8. In what way does verse 24 show the equality of Jesus with God? 

9. Explain the significance of the fact that the Son has life in Himself (v. 26). 

10. How are we to understand the resurrection of the evil ones? With what body do they come forth? 

11. Explain verse 31. Does Jesus mean that He may not witness to Himself concerning who He is? 

12. List the four witnesses to Christ’s divinity given in verses 32- 39. 

13. Do you sense in this passage a transition from the Lord’s defense of His divinity to the Lord’s offensive against the Jews for their hardness and unbelief? Where does the transition begin? 

14. Verse 40 has been used as support for the well-meant offer of salvation, namely, that God intends that all who hear the gospel might believe and have life in His Son. Respond to this. What is meant by the words: “that ye might have life”? 

15. What was the great obstacle in the way of their receiving one who came to them in the name of the Father (v. 44)? 

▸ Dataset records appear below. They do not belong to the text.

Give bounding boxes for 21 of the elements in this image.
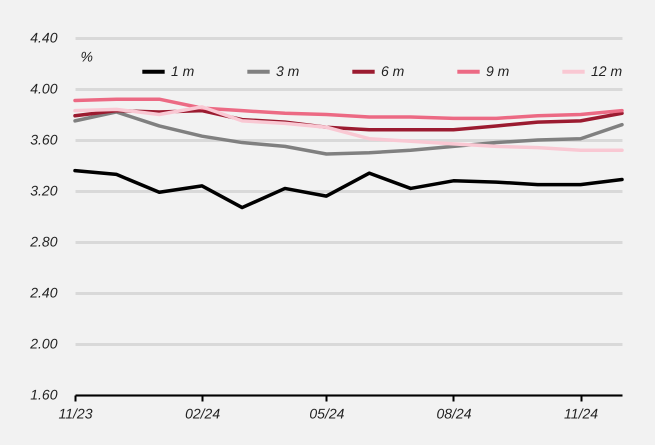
y-axis-title: % xyxy=(80,48,93,64)
x-tick-label: 02/24 xyxy=(185,406,220,422)
x-tick-label: 05/24 xyxy=(309,406,345,422)
line-series xyxy=(73,97,624,120)
x-tick-label: 11/23 xyxy=(58,406,93,422)
legend-label: 3 m xyxy=(276,62,300,79)
x-tick-label: 11/24 xyxy=(564,406,598,422)
y-tick-label: 2.80 xyxy=(29,234,58,250)
y-tick-label: 3.20 xyxy=(30,182,58,198)
legend-label: 12 m xyxy=(591,62,622,79)
line-series xyxy=(73,168,624,210)
y-tick-label: 4.00 xyxy=(30,80,58,96)
legend-label: 1 m xyxy=(171,62,195,79)
y-tick-label: 2.40 xyxy=(29,284,58,300)
y-tick-label: 4.40 xyxy=(30,30,58,46)
legend-label: 6 m xyxy=(381,62,405,79)
x-tick-label: 08/24 xyxy=(436,406,472,422)
y-tick-label: 2.00 xyxy=(29,336,58,352)
legend-label: 9 m xyxy=(486,62,510,79)
y-tick-label: 1.60 xyxy=(30,386,58,402)
y-tick-label: 3.60 xyxy=(30,132,58,148)
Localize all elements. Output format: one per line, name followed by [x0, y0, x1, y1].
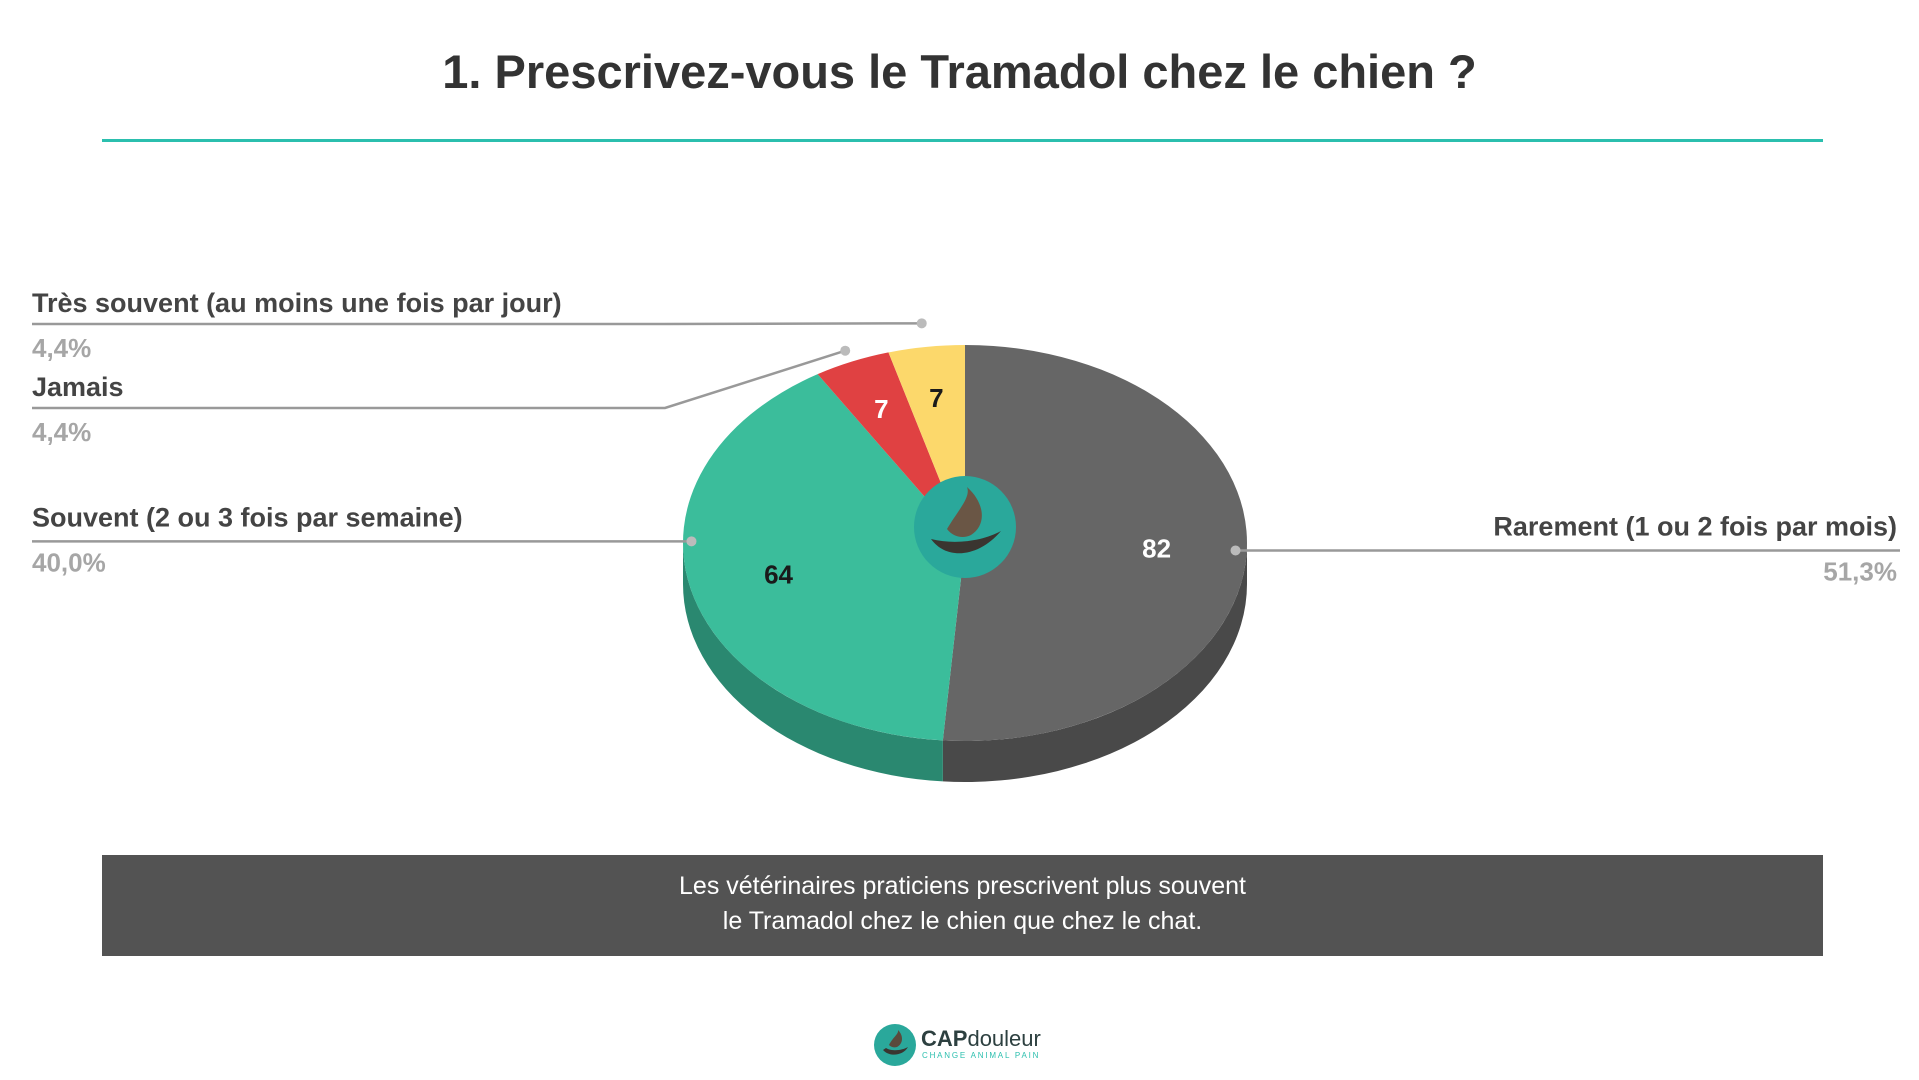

16. How will Moses accuse them to the Father (v. 45)? In what sense could it be said that they trusted in Moses? Where and how did Moses write of Christ? 

17. Show from verse 47 that our faith in Christ as the divine Son of God must be and can only be based on the truth of the inspiration of the Scriptures. Or: Can faith in the deity of Christ be maintained if one denies the inspiration and infallibility of the Bible?